For UNF ceramics majors under associate professors Trevor Dunn and Stephen Haywood, trees are so much more than oxygen or paper. To them, wood is the fuel for their kiln that shapes their work into masterpieces.
Students featured in the UNF Wood-Fired Ceramics Invitational spend hours, sometimes even days, firing pieces in a wood-fire kiln. According to Zachary Mease, a ceramics senior featured in the gallery, the end results are dependent on how close the clay was to the fire, what kind of wood was being burned, and for how long.
According to Dunn’s opening speech, he sees the Lufrano Gallery and wood-firing as a social mission. Wood-firing is carbon neutral and eco-friendly. Dunn, as well as some artists featured, said they enjoy the community aspect that wood-firing brings. Someone has to watch the kiln every hour of the day and add fuel to it every 5-15 minutes.

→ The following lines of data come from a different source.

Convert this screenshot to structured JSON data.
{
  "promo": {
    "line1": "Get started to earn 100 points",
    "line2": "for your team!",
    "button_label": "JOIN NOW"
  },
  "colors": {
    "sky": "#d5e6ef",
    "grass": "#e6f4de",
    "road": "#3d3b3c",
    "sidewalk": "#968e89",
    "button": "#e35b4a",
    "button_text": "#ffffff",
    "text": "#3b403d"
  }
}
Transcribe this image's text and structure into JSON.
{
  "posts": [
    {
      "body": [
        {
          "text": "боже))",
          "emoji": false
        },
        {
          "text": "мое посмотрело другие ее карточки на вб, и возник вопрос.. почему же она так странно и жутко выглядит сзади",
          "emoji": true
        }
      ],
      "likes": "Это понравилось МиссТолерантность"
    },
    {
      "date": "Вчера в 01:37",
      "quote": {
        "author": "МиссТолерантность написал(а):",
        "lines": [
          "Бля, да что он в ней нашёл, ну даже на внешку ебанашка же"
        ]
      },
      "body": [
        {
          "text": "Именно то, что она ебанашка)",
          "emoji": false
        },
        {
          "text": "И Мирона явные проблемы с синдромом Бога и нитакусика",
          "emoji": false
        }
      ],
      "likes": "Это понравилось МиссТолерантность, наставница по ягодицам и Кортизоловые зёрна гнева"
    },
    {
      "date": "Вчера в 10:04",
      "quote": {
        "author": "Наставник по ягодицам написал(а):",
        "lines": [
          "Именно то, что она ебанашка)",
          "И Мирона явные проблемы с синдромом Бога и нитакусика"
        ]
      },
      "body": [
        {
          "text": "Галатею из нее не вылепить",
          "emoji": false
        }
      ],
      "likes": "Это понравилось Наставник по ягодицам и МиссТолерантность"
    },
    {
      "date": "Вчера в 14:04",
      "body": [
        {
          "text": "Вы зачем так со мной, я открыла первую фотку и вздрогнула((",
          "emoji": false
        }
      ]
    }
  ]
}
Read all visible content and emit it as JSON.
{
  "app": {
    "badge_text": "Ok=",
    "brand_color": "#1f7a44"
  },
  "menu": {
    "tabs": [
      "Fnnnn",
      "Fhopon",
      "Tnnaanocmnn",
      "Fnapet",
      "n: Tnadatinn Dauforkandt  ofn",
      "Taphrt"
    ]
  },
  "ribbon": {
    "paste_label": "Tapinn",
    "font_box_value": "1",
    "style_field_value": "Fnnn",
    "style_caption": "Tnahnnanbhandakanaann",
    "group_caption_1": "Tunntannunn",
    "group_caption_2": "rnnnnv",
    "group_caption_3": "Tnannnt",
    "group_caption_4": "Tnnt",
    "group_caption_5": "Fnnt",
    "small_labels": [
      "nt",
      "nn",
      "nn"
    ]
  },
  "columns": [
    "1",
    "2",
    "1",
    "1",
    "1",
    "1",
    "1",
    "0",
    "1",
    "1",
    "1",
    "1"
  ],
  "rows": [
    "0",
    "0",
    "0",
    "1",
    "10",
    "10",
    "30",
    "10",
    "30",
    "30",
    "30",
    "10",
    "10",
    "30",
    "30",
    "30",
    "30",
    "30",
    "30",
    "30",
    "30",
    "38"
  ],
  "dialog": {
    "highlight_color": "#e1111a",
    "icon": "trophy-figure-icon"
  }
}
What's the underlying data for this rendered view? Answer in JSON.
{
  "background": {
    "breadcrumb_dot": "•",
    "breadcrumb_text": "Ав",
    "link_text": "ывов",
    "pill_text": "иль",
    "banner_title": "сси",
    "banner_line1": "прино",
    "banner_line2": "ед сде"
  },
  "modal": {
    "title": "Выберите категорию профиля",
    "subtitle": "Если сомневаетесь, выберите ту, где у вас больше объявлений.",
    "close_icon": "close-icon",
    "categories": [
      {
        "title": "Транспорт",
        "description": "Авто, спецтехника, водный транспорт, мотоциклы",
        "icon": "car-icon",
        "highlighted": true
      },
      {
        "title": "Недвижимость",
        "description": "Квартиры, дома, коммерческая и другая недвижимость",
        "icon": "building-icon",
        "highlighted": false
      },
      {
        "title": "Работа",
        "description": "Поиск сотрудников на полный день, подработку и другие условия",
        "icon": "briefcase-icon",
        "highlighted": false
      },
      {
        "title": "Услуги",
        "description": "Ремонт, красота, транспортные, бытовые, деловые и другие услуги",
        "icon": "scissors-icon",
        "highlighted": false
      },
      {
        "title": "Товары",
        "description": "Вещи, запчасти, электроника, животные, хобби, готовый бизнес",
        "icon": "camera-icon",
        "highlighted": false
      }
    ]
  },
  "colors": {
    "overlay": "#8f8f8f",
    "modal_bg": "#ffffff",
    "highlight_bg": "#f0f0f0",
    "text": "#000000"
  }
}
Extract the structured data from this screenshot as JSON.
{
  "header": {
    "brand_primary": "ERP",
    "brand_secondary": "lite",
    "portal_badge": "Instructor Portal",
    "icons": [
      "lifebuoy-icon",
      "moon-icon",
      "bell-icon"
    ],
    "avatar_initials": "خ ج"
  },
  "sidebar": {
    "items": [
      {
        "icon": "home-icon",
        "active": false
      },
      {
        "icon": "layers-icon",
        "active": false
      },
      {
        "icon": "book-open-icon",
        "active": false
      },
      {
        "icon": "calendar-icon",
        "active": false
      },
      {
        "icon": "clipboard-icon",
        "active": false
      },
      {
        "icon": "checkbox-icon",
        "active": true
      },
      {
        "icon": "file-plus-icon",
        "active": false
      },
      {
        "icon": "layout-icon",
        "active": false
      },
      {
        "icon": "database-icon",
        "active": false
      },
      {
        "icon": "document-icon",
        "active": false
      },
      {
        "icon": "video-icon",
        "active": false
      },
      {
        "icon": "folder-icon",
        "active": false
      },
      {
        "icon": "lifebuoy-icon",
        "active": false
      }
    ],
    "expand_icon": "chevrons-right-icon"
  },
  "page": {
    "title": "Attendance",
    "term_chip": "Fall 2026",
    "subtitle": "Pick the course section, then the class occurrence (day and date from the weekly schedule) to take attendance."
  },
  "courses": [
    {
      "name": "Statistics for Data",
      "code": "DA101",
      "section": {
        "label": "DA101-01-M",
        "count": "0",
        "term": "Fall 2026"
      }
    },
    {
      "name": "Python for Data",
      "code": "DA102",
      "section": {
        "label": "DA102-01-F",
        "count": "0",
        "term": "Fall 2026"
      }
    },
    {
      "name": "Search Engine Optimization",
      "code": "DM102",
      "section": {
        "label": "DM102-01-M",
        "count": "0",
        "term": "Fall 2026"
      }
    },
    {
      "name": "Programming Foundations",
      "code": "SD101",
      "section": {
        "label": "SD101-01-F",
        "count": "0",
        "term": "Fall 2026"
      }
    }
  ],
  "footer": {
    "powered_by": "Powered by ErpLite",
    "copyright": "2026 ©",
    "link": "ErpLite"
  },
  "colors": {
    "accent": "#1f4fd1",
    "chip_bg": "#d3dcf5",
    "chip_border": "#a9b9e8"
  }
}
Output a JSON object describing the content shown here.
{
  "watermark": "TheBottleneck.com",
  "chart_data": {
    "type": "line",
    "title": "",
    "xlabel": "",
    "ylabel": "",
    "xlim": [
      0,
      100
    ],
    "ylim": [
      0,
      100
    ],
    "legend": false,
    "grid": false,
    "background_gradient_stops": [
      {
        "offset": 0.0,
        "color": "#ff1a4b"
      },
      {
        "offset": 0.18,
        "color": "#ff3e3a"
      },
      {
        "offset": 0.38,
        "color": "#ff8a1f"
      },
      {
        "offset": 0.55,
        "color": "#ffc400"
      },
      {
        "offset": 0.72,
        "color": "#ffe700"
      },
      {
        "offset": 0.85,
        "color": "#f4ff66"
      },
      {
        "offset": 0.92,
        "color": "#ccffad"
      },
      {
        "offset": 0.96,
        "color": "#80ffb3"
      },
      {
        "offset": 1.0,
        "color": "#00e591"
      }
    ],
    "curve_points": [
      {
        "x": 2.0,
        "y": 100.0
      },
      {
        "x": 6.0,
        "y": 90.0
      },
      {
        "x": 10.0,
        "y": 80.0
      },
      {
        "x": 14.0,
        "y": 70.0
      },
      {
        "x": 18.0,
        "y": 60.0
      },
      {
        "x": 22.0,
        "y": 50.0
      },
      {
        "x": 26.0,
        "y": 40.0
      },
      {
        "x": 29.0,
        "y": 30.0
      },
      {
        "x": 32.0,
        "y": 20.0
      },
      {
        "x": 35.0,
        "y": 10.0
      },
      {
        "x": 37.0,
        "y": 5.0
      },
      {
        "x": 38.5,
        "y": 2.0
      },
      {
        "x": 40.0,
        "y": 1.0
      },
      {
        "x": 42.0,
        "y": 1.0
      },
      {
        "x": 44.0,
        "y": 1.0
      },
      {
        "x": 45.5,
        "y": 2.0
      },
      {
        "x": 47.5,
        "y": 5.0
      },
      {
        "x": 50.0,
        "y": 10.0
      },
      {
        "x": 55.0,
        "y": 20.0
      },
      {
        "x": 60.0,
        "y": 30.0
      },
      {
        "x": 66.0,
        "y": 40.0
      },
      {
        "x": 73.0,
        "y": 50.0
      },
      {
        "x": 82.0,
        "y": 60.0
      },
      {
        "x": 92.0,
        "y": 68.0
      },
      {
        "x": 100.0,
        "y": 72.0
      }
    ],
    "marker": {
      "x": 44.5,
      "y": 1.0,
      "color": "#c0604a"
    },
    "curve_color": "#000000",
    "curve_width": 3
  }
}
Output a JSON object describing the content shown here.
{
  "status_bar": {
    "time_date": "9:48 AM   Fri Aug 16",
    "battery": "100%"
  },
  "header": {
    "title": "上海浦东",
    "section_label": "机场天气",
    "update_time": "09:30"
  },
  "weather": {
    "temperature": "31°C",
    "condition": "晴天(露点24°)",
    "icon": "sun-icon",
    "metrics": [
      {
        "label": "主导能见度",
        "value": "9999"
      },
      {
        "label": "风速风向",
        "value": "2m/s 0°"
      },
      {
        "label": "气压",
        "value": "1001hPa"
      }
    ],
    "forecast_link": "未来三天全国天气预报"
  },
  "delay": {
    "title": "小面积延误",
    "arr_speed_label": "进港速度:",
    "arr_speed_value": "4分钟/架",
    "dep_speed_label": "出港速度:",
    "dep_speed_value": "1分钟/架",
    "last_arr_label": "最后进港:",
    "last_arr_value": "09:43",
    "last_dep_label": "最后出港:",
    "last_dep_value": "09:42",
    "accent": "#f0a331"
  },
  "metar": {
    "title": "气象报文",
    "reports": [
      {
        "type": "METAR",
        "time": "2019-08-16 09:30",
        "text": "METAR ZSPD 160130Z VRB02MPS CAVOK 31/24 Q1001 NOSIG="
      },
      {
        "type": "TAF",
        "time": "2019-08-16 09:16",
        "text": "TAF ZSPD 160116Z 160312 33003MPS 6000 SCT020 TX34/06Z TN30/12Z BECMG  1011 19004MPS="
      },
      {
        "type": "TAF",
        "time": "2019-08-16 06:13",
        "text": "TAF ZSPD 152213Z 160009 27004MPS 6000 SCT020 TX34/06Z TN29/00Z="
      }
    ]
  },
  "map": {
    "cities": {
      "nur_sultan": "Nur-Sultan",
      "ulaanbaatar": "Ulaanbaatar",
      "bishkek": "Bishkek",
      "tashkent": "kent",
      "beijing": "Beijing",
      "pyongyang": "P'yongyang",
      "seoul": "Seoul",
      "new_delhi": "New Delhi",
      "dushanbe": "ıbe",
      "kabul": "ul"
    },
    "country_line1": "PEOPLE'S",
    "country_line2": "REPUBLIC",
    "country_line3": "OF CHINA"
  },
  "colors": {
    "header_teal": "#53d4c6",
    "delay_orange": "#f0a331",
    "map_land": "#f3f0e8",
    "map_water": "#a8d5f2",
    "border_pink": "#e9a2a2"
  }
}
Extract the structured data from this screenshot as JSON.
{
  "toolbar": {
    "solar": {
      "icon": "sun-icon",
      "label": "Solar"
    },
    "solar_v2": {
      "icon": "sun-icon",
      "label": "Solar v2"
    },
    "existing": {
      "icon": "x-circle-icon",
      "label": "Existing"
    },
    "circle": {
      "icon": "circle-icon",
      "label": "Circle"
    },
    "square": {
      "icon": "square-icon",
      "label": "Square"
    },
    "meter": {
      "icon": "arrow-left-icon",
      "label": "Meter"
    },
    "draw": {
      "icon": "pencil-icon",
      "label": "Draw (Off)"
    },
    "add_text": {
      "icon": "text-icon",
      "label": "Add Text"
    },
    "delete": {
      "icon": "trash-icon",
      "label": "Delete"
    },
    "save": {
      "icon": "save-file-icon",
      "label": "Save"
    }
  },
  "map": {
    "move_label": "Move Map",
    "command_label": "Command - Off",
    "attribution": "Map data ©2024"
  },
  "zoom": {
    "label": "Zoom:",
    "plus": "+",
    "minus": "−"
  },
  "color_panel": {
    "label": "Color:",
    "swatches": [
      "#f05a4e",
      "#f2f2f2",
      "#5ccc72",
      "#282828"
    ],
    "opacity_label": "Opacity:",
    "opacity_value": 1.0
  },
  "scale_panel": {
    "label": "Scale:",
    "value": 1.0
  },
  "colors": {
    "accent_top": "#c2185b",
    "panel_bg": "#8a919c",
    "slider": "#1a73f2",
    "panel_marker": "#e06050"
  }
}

Each artist interviewed felt the same sense of community that drew Dunn to wood-firing.
Tracey Tanner, a junior, said that her pieces were all fired from one kiln, which shows the incredible diversity that wood-firing can produce. Her piece, Hireath II, features clay that was laid over kiln posts. She said that Hireath means “homesick for a place that doesn’t or no longer exists”, and is a word that cannot be directly translated into English.
As far as sticking with ceramics, Tanner said she enjoys the element of chance and the problem solving that ceramics presents.
Kaity Asimos is a senior whose piece, Biohazard, is featured in the exhibit. It is a gas mask inspired by the Fallout and Borderlands video games series. She was attempting to get a look that invoked a modern idea, so she put her piece directly in the firebox, allowing it to have a kind of bubbled texture. Her goal was to make it look like something someone would find thousands of years in the future and wonder what happened.
Even students who weren’t featured in the gallery found Dunn’s lecture interesting.
Katie Fosburg, a graphic design junior featured in the Italy gallery said she enjoyed the context the lecture provided, and that through learning about the hard work and dedication that the artists put into the pieces shown, her point of view of ceramics changed.
Donald Lim, a senior who’s also featured in the Italy gallery, said that the exhibit was pretty interesting, especially as a biomedical sciences major (which, he admitted, is not a fine art), and it allowed him to have a new respect for art.
The UNF Wood-Fired Ceramics Invitational is located in the Lufrano Intercultural Gallery in the Student Union East (Bldg 58E), room 2401 until Oct. 14. It’s open Monday-Thursday, 9 a.m.-5 p.m., and Friday 9 a.m.-3 p.m.